Some of the very properties of computer languages that can be cumbersome and difficult to master — such as the need to specify everything explicitly, to consider exceptions, to understand recursion and to think through downstream consequences — are among the most valuable for thinking. It's precisely because human thinking is so often underspecified, and human language so often ambiguous, that designing computers that can code from human instruction is such a hard problem for AI. But it's also why learning a formal, expressive language is so valuable for human minds.
In his article, Maney writes:
"In the end, far more people will be able to program without knowing code. They'll just need good higher-level design thinking so they can clearly, logically explain the computer's task."
It may be that learning to code is the best way to develop those very thinking skills.

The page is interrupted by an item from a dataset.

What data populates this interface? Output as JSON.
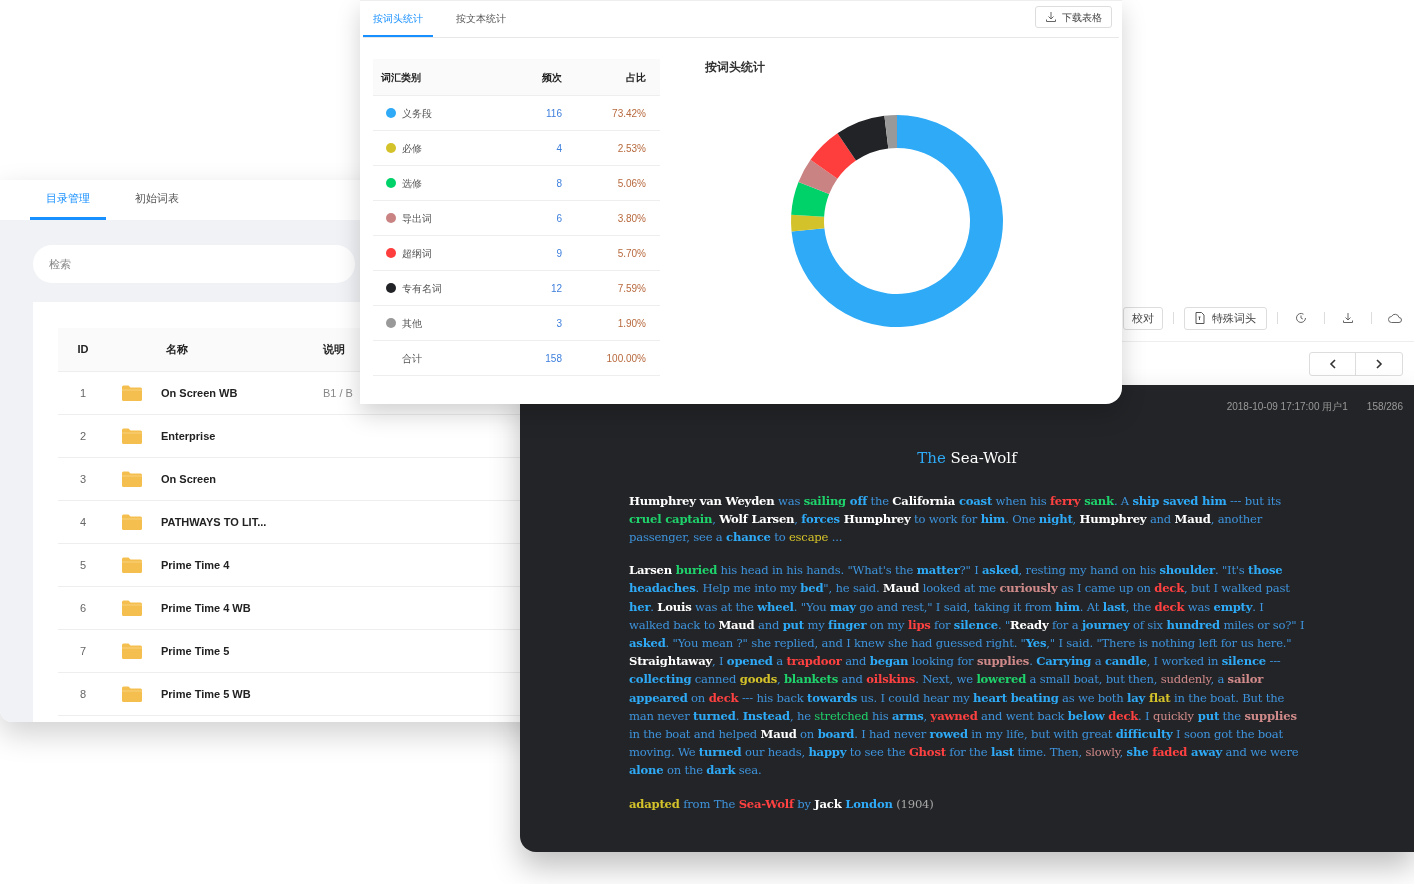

Programming languages come and go. And it doesn't much matter whether most people master the subtleties of semicolon use in Python versus C. But the basic abilities to think a problem through carefully, clearly and thoroughly are essential for just about all people in just about all fields.
The analogy to cursive handwriting turns out to be an instructive one, though perhaps not for the reasons intended. New research, summarized in a June 2nd article by Maria Konnikova at The New York Times, suggests that the process of learning to write cursive may itself be important for learning to read, to write and, perhaps, even to generate ideas — no matter that the resulting ability is often replaced by a keyboard and decent typing proficiency.
Similarly, it may be that programming is a skill that makes us the kinds of thinkers that we need to be, even if we ultimately have the option of outsourcing our coding to clever machines.